Title: The Marsh King's Daughter
Author: Karen Dionne
Publisher: GP Putnam's Sons
Pages: 320
Author: Karen Dionne
Publisher: GP Putnam's Sons
Pages: 320
The Marsh King’s
Daughter by Karen Dionne is inspired by Hans Christian Andersen’s fairy tale by
the same name.
The book is
written in the first person past tense point of view of Helena Pelletier nee
Holbrook. Born in captivity to a mother who was just 17 when she was abducted
by Jacob Holbrook, Helena had not seen another human being apart from her
parents by the time she turned 12 years of age.
Today, Helena is
happily married to Stephen Pelletier, and they, along with their kids,
five-year-old Iris, and baby Mari, live on the estate bequeathed to her by her
father’s parents. The same father that she had helped send to prison.
Her husband knows
nothing about her past, but all that changes when she hears on the news that
Jacob killed two guards and escaped from prison. She knows that his next stop
will be to hunt her down and punish her for putting him away.
The only one who
can protect her family is Helena, for she is the only one who knows how to
fight well. After all, it was he who trained her to be the warrior she is. She
is the only one who knows his methods, how his mind works, and she aims to
catch him and put him back in prison.
Will she succeed
against her father? Or will he outwit her?
The writing is
descriptive, deliciously so, and you imagine yourself on the marsh with the
dangerous Jacob Holbrook lurking around. I enjoyed Helena’s descriptions of the
Upper Peninsula in Michigan, and the life there, the prevailing weather
conditions and the starkness of the environment in which man realises just how
puny he is in the face of nature’s power.
I liked the back
and forth linkages between the past and the present. For instance, Helena tells
us about how Jacob forced her to play tracking games; if she lost, she had to
surrender something that was important to her. This time, what is at stake is
her family.
Returning to
civilisation, Helena comments on her experience, her understanding of
civilisation versus the wilderness, and the media frenzy that her return evokes.
Her father, a
larger-than-life figure who she idolises, dominates her recollections. But these
recollections are tinged with hindsight.
Overall, there is
an air of adventure about life in the marsh that we can’t help but find
appealing. Particularly from the perspective of a child who didn’t truly know
the man she idolised as her father.
I found the
nuggets of information that Helena supplied very interesting. Like the one on
how bears bleed. These nuggets were not unlike the well-researched content
carried by the National Geographic volumes that she grew up learning to read.
Tracking is like
reading, Helena tells us. The signs are words. Connect them into sentences
and they tell a story about an incident in the life of the animal that passed
through.
In the absence of
radio, TV, traffic and other distractions, she has learned to listen for sound.

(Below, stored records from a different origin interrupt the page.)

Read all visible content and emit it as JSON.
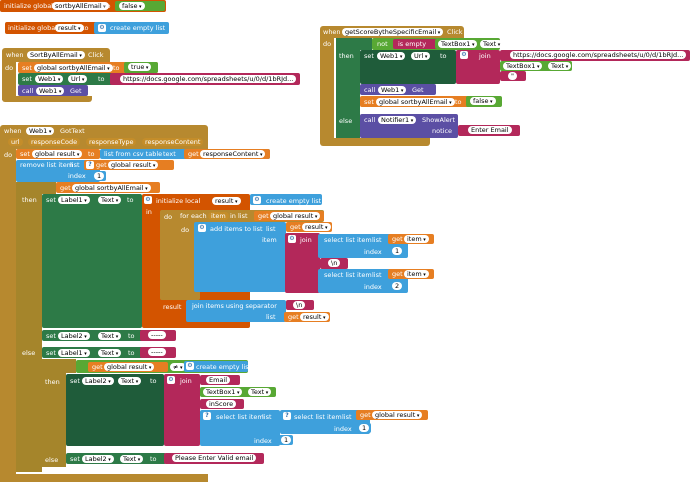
{
  "init1": {
    "label": "initialize global",
    "var": "sortbyAllEmail",
    "to": "to",
    "value": "false"
  },
  "init2": {
    "label": "initialize global",
    "var": "result",
    "to": "to",
    "value": "create empty list"
  },
  "email_click": {
    "when": "when",
    "comp": "SortByAllEmail",
    "evt": "Click",
    "do": "do",
    "set1": "set",
    "set1_var": "global sortbyAllEmail",
    "to": "to",
    "true_val": "true",
    "set2": "set",
    "comp2": "Web1",
    "prop": "Url",
    "url": "https://docs.google.com/spreadsheets/u/0/d/1bRJd...",
    "call": "call",
    "call_comp": "Web1",
    "method": "Get"
  },
  "score_click": {
    "when": "when",
    "comp": "getScoreBytheSpecificEmail",
    "evt": "Click",
    "do": "do",
    "if": "if",
    "not": "not",
    "is_empty": "is empty",
    "tb1": "TextBox1",
    "text": "Text",
    "then": "then",
    "set": "set",
    "web1": "Web1",
    "url": "Url",
    "to": "to",
    "join": "join",
    "url_val": "https://docs.google.com/spreadsheets/u/0/d/1bRJd...",
    "tb_text": "Text",
    "quote": "\"",
    "call": "call",
    "get": "Get",
    "set2_var": "global sortbyAllEmail",
    "false_val": "false",
    "else": "else",
    "notifier": "Notifier1",
    "show_alert": "ShowAlert",
    "notice": "notice",
    "enter_email": "Enter Email"
  },
  "gottext": {
    "when": "when",
    "comp": "Web1",
    "evt": "GotText",
    "p1": "url",
    "p2": "responseCode",
    "p3": "responseType",
    "p4": "responseContent",
    "do": "do",
    "set": "set",
    "global_result": "global result",
    "to": "to",
    "list_csv": "list from csv table",
    "text": "text",
    "get": "get",
    "response_content": "responseContent",
    "remove_list": "remove list item",
    "list": "list",
    "index": "index",
    "one": "1",
    "if": "if",
    "global_sort": "global sortbyAllEmail",
    "then": "then",
    "label1": "Label1",
    "text_prop": "Text",
    "in": "in",
    "init_local": "initialize local",
    "result": "result",
    "create_empty": "create empty list",
    "foreach": "for each",
    "item": "item",
    "in_list": "in list",
    "global_res": "global result",
    "add_items": "add items to list",
    "item_lbl": "item",
    "join": "join",
    "select_list": "select list item",
    "list_lbl": "list",
    "item_var": "item",
    "idx_one": "1",
    "newline": "\\n",
    "idx_two": "2",
    "result_lbl": "result",
    "join_sep": "join items using separator",
    "sep_val": "\\n",
    "list_lbl2": "list",
    "res_var": "result",
    "label2": "Label2",
    "dash": "-----",
    "else": "else",
    "neq": "≠",
    "email_lbl": "Email",
    "tb1": "TextBox1",
    "inScore": "inScore",
    "please": "Please Enter Valid email"
  }
}
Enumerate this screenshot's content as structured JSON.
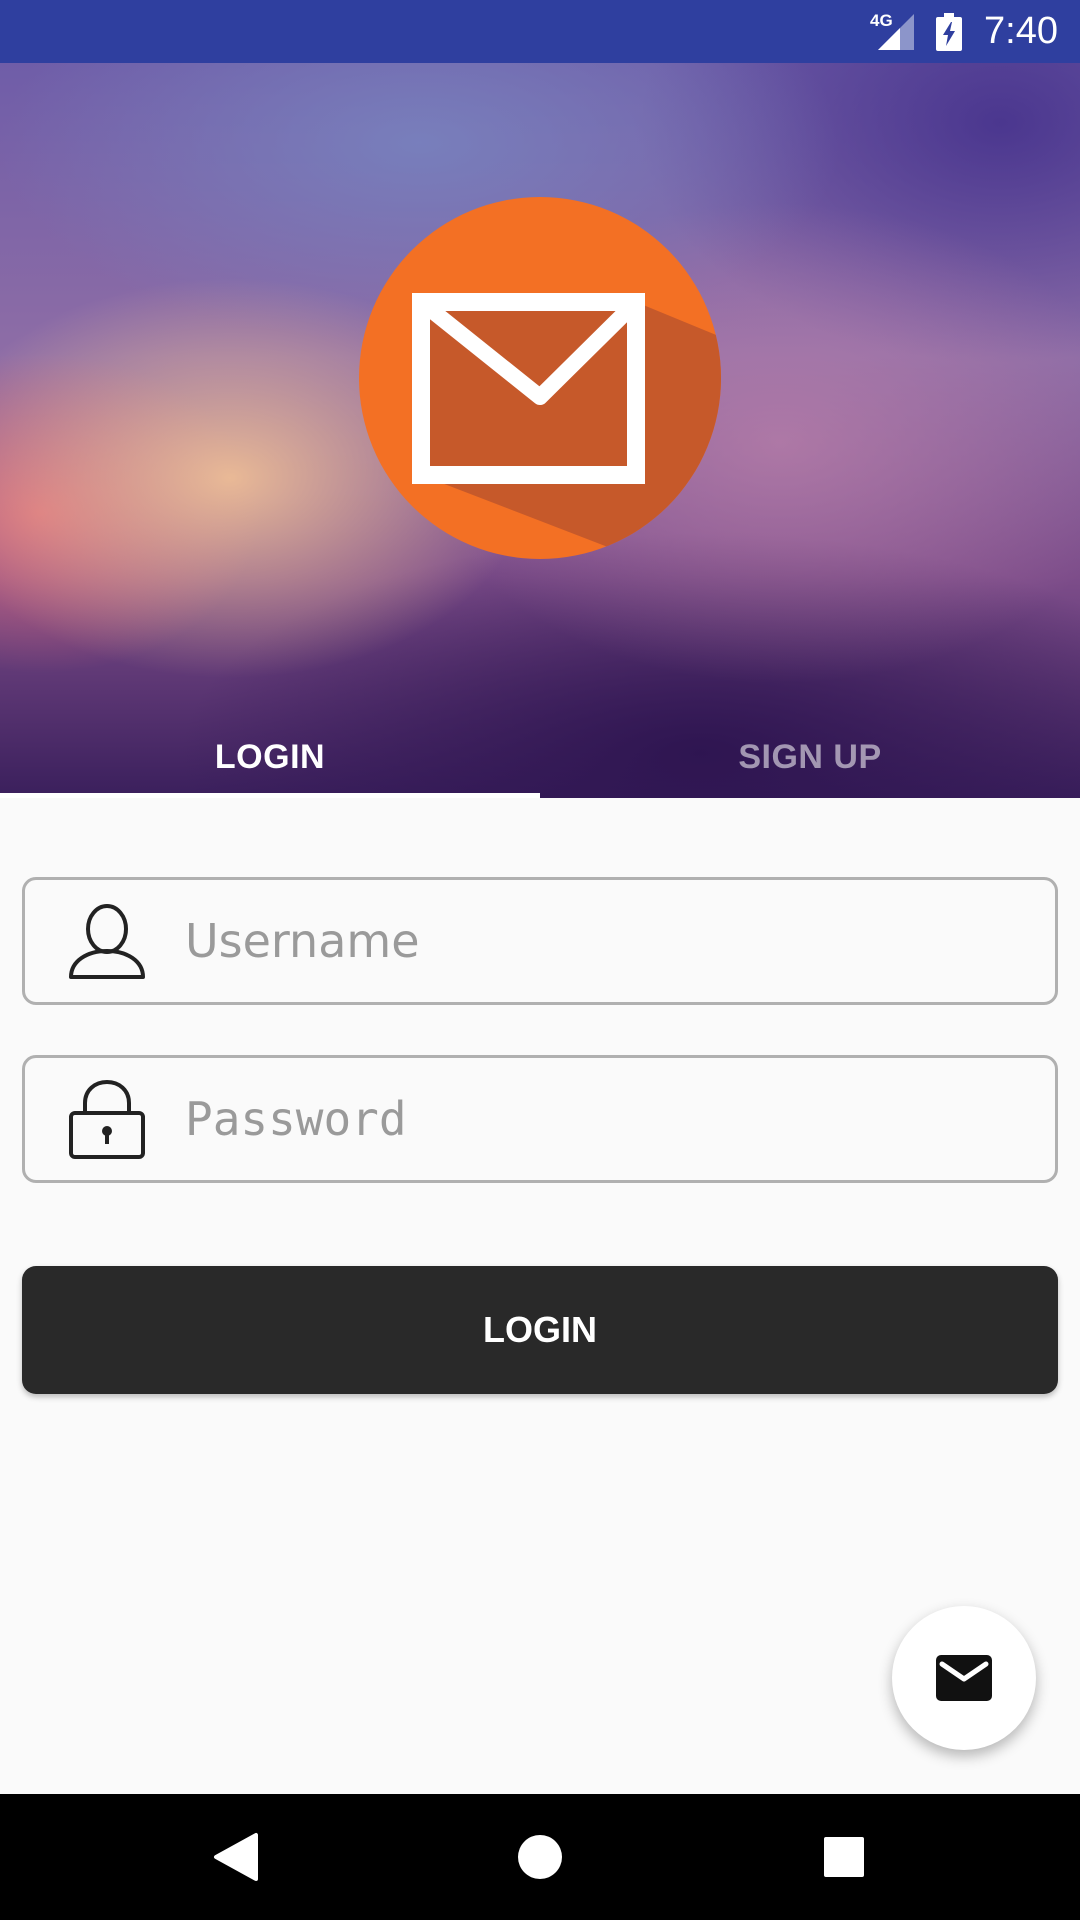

She is completely at home in the wilderness, and can survive better there than
she can in the midst of civilisation.
The story is
written in the first person point of view of Helena. The main story is
interspersed with excerpts from the original Hans Christian Andersen fairy tale
by the same name, which precede the chapters. The child in the tale is a
beautiful but wild and wicked child by day, and an ugly but sweet and mournful
frog at night.
Similarly, Helena
too is conflicted, resenting her father and loving him too. She is the one who
helped put her father behind bars, yet she idolises him, and continues to do
so, despite knowing the extent of his cruelty. She’s happy her father is free,
even though just like that, the walls of my carefully constructed second life
come tumbling down.
Strangely, she
resents her mother for the situation, for not doing enough to protect her, when
her mother’s plight was far worse than hers.
She knows the
psychology behind why her mother never tried to escape, the ‘learned
helplesseness’ that caused her to obey her captor but she still resents her
mother and thinks that she does not love her.
I can get the fact
that her years away from civilisation, away from other people, has left her unable
to really judge people. By her own admission, she was a girl who didn’t know
we were captives until we were not.
What I don’t
understand is why she didn’t sell the house and move away, why she didn’t
change her first name. Why leave those clues behind for her father to trace?
As
a child, she has no way of knowing that her father is abusive, but surely that
understanding must have come later, some measure of it, after she and her
mother were rescued and she began to make a new life for herself. Surely in the
interest of her family’s safety, she should have fled the state.
It is annoying
when characters behave stupidly after first giving you evidence of their
intelligence.
At one level, I felt
sorry for Helena. Her recollections make it hard for us to figure out whether
we should pity her or admire her.
She describes the
hunting and shooting lessons that her father gives her in detail. It made me
feel more than a little queasy at the thought of a man like that influencing a
child’s mind.
Jacob is a
sadistic and devious man who manipulated the child who adored him. As readers,
we can see that and we feel irritated when Helena does not. We fear that her
refusal to see him as a threat will hurt her and her family.
It is only towards
the end that she admits later that Memories can be tricky, especially those
from childhood and Maybe the man I remember never existed. Maybe the things I
think happen never did.
(I got a free ARC from FirstToRead).